A basic knowledge of oil filtration requirements, challenges, and solutions can make it easy to understand oil contamination and filtration. Oil filters are utilized in many types of hydraulic machinery to improve the quality of oil.
Oil filtration requirements
Filtration plays a key role in maintaining hydraulic equipment and fluids. The fluid contamination leads to corrosion, wear, unsatisfactory performance, and ultimately, the equipment failure. Most of the oil filters perform a simple function; trapping the particles in small holes and cleaning oil. The fluid passes through the filter while particles above a certain size are trapped. Engine oil filters have to deal with the following challenges:
- To remove or mitigate contaminants that are detrimental to the engine
- To have the ability to hold contaminants for the required service interval
- To have the capacity to allow oil to flow through the filter and be cleaned
There are many types of oil filtration products that vary in terms of performance and efficiency. Some filters offer 50% efficiency which means they remove half of the contaminants in oil at a given particle size. We can test the efficiency of an oil filter through various techniques.

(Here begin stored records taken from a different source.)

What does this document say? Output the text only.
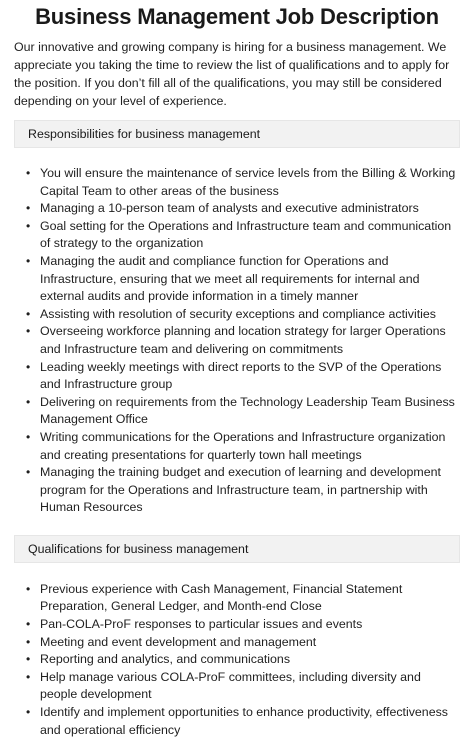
Business Management Job Description

Our innovative and growing company is hiring for a business management. We appreciate you taking the time to review the list of qualifications and to apply for the position. If you don’t fill all of the qualifications, you may still be considered depending on your level of experience.

Responsibilities for business management
• You will ensure the maintenance of service levels from the Billing & Working Capital Team to other areas of the business
• Managing a 10-person team of analysts and executive administrators
• Goal setting for the Operations and Infrastructure team and communication of strategy to the organization
• Managing the audit and compliance function for Operations and Infrastructure, ensuring that we meet all requirements for internal and external audits and provide information in a timely manner
• Assisting with resolution of security exceptions and compliance activities
• Overseeing workforce planning and location strategy for larger Operations and Infrastructure team and delivering on commitments
• Leading weekly meetings with direct reports to the SVP of the Operations and Infrastructure group
• Delivering on requirements from the Technology Leadership Team Business Management Office
• Writing communications for the Operations and Infrastructure organization and creating presentations for quarterly town hall meetings
• Managing the training budget and execution of learning and development program for the Operations and Infrastructure team, in partnership with Human Resources
Qualifications for business management
• Previous experience with Cash Management, Financial Statement Preparation, General Ledger, and Month-end Close
• Pan-COLA-ProF responses to particular issues and events
• Meeting and event development and management
• Reporting and analytics, and communications
• Help manage various COLA-ProF committees, including diversity and people development
• Identify and implement opportunities to enhance productivity, effectiveness and operational efficiency
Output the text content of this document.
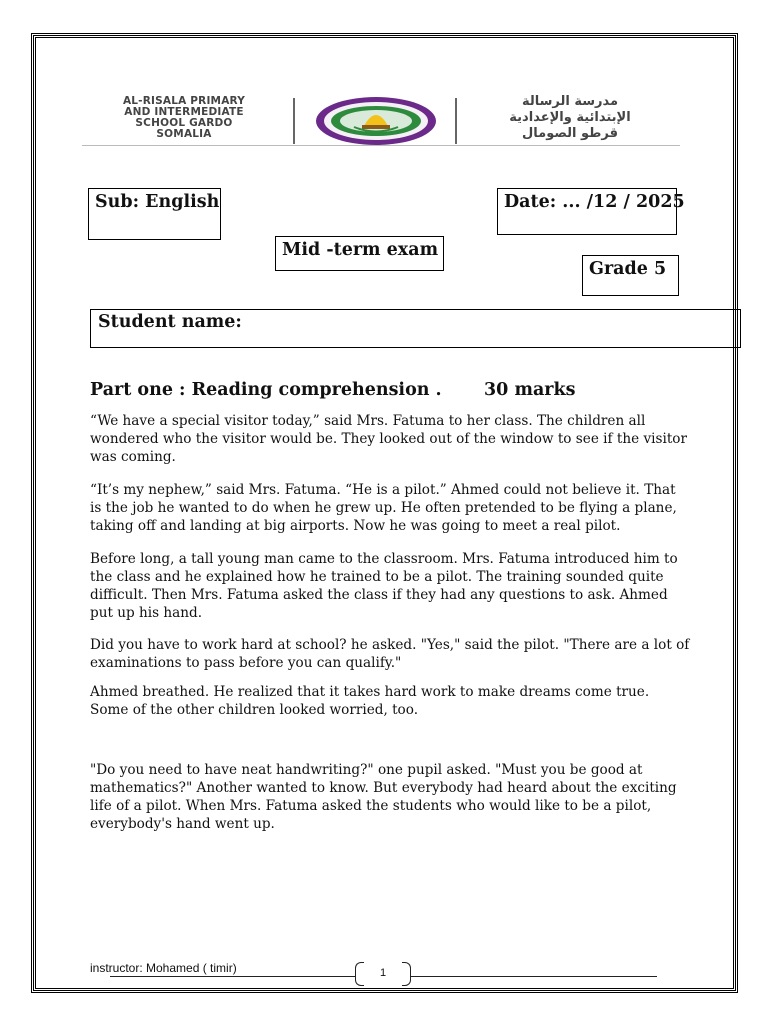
AL-RISALA PRIMARY
AND INTERMEDIATE
SCHOOL GARDO
SOMALIA
مدرسة الرسالة
الإبتدائية والإعدادية
قرطو الصومال
Sub: English	Date: ... /12 / 2025
Mid -term exam
Grade 5
Student name:
Part one : Reading comprehension . 30 marks

“We have a special visitor today,” said Mrs. Fatuma to her class. The children all wondered who the visitor would be. They looked out of the window to see if the visitor was coming.

“It’s my nephew,” said Mrs. Fatuma. “He is a pilot.” Ahmed could not believe it. That is the job he wanted to do when he grew up. He often pretended to be flying a plane, taking off and landing at big airports. Now he was going to meet a real pilot.

Before long, a tall young man came to the classroom. Mrs. Fatuma introduced him to the class and he explained how he trained to be a pilot. The training sounded quite difficult. Then Mrs. Fatuma asked the class if they had any questions to ask. Ahmed put up his hand.

Did you have to work hard at school? he asked. "Yes," said the pilot. "There are a lot of examinations to pass before you can qualify."

Ahmed breathed. He realized that it takes hard work to make dreams come true. Some of the other children looked worried, too.

"Do you need to have neat handwriting?" one pupil asked. "Must you be good at mathematics?" Another wanted to know. But everybody had heard about the exciting life of a pilot. When Mrs. Fatuma asked the students who would like to be a pilot, everybody's hand went up.

instructor: Mohamed ( timir)	1
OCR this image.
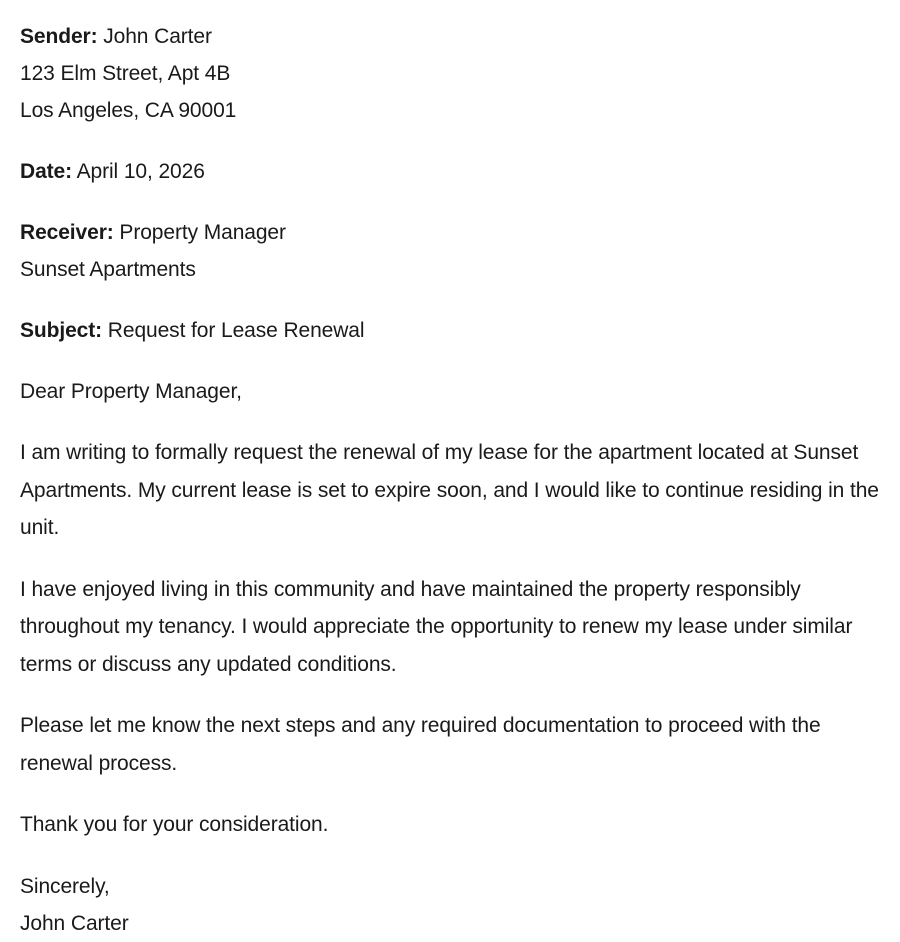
Sender: John Carter
123 Elm Street, Apt 4B
Los Angeles, CA 90001
Date: April 10, 2026
Receiver: Property Manager
Sunset Apartments
Subject: Request for Lease Renewal
Dear Property Manager,

I am writing to formally request the renewal of my lease for the apartment located at Sunset Apartments. My current lease is set to expire soon, and I would like to continue residing in the unit.

I have enjoyed living in this community and have maintained the property responsibly throughout my tenancy. I would appreciate the opportunity to renew my lease under similar terms or discuss any updated conditions.

Please let me know the next steps and any required documentation to proceed with the renewal process.

Thank you for your consideration.

Sincerely,
John Carter
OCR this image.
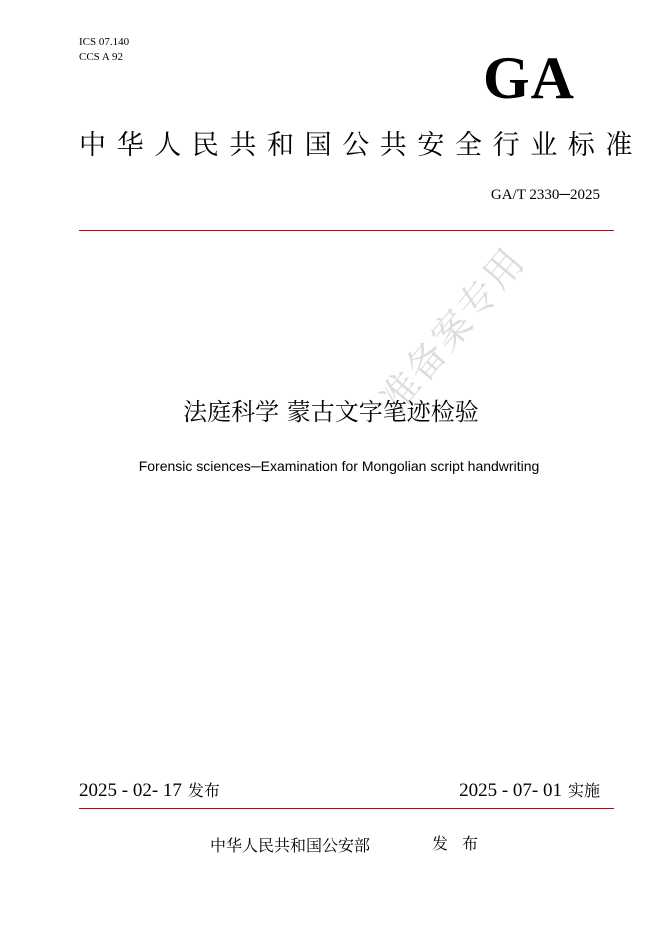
ICS 07.140
CCS A 92	GA
中华人民共和国公共安全行业标准
GA/T 2330─2025
准备案专用
法庭科学 蒙古文字笔迹检验
Forensic sciences─Examination for Mongolian script handwriting
2025 - 02- 17 发布	2025 - 07- 01 实施
中华人民共和国公安部	发布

Cold flow is a common term experts use to describe a condition where oil experience restrictions while passing through the filter. It happens when oil becomes thick due to high soot and sludge levels. Cold flow also happens when filtration experts put filters on high efficiency. When the unfiltered oil is allowed to circulate in the engine, it stimulates corrosion process that affects engine life. Therefore, it is important to have the filters with the right balance of efficiency, cold flow ability, and capacity.
Capacity, efficiency, and cold flow ability are three critical requirements and mandatory to ensure extended engine life and performance. Real world testing is the only way to determine an optimal balance of these three requirements.
Contamination in lubrication systems
We must first understand the issues that arise due to oil contamination in an engine. We can classify contaminants in diesel engines lubrication systems as organic and inorganic. Organic contamination or sludge is formed due to by-products of combustion and comprises more than 70% of total contaminants in diesel engines. It limits the ability of a filter to trap harmful contaminants.
Inorganic contaminant also called dust is formed due to core sand, wear metal, gasket material, and dirt. A filter’s capacity to filter out dust does not reflect its performance. High-quality oil filtration systems play effective role in holding sludge along with the dust in the oil. Controlling these organic and inorganic contaminants can effectively reduce wear in the engine and improve equipment performance.